“Was not their mistake once more bred of the life of slavery that they had been living?—a life which was always looking upon everything, except mankind, animate and inanimate—‘nature,’ as people used to call it—as one thing, and mankind as another, it was natural to people thinking in this way, that they should try to make ‘nature’ their slave, since they thought ‘nature’ was something outside them” — William Morris


Friday, July 6, 2012

A Thing Zizek Said That I Liked

From Graham's blog:

Žižek responded in particular to the following statement:
“He never discusses poverty, inequality, war, finance, childcare, intolerance, crime, education, famine, nationalism, medicine, climate change, or the production of goods and services, yet he takes himself to be grappling with the most pressing social issues of our time. He is happy to leave the world to burn while he plays his games of philosophical toy soldiers.”
Žižek began by asking, with delicious sarcasm: “How dare I write a book about Hegel without discussing childcare?”

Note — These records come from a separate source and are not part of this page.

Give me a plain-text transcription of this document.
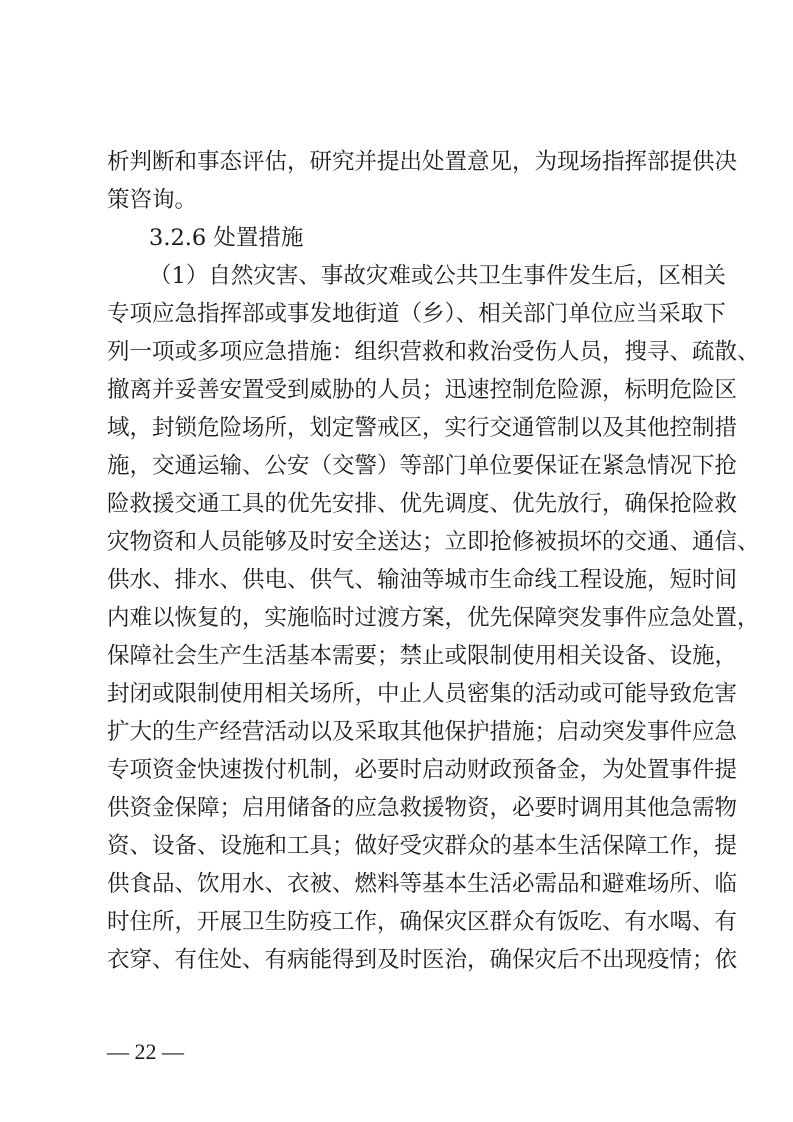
析判断和事态评估，研究并提出处置意见，为现场指挥部提供决
策咨询。
3.2.6 处置措施
（1）自然灾害、事故灾难或公共卫生事件发生后，区相关
专项应急指挥部或事发地街道（乡）、相关部门单位应当采取下
列一项或多项应急措施：组织营救和救治受伤人员，搜寻、疏散、
撤离并妥善安置受到威胁的人员；迅速控制危险源，标明危险区
域，封锁危险场所，划定警戒区，实行交通管制以及其他控制措
施，交通运输、公安（交警）等部门单位要保证在紧急情况下抢
险救援交通工具的优先安排、优先调度、优先放行，确保抢险救
灾物资和人员能够及时安全送达；立即抢修被损坏的交通、通信、
供水、排水、供电、供气、输油等城市生命线工程设施，短时间
内难以恢复的，实施临时过渡方案，优先保障突发事件应急处置，
保障社会生产生活基本需要；禁止或限制使用相关设备、设施，
封闭或限制使用相关场所，中止人员密集的活动或可能导致危害
扩大的生产经营活动以及采取其他保护措施；启动突发事件应急
专项资金快速拨付机制，必要时启动财政预备金，为处置事件提
供资金保障；启用储备的应急救援物资，必要时调用其他急需物
资、设备、设施和工具；做好受灾群众的基本生活保障工作，提
供食品、饮用水、衣被、燃料等基本生活必需品和避难场所、临
时住所，开展卫生防疫工作，确保灾区群众有饭吃、有水喝、有
衣穿、有住处、有病能得到及时医治，确保灾后不出现疫情；依
— 22 —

Ian and I have been running into this quite a lot. People want you to make sure your philosophy is painted in easily recognizable dayglo ethics and politics.

This isn't necessarily a new phenomenon. 

Imagine Plato having to go up against the clepsydra maker for the grant money. How the heck would he talk about the “impact” of his philosophy to people who want immediate results. 

On the other hand, it does seem as if, like hip hop album sleeves in the early 90s, we are caught in a doldrums of namechecking, or rather issue-checking, as Žižek says.

Just doing philosophy without that is in itself a political act. Why on earth should its “impact” be immediately visible to the people who think they want that?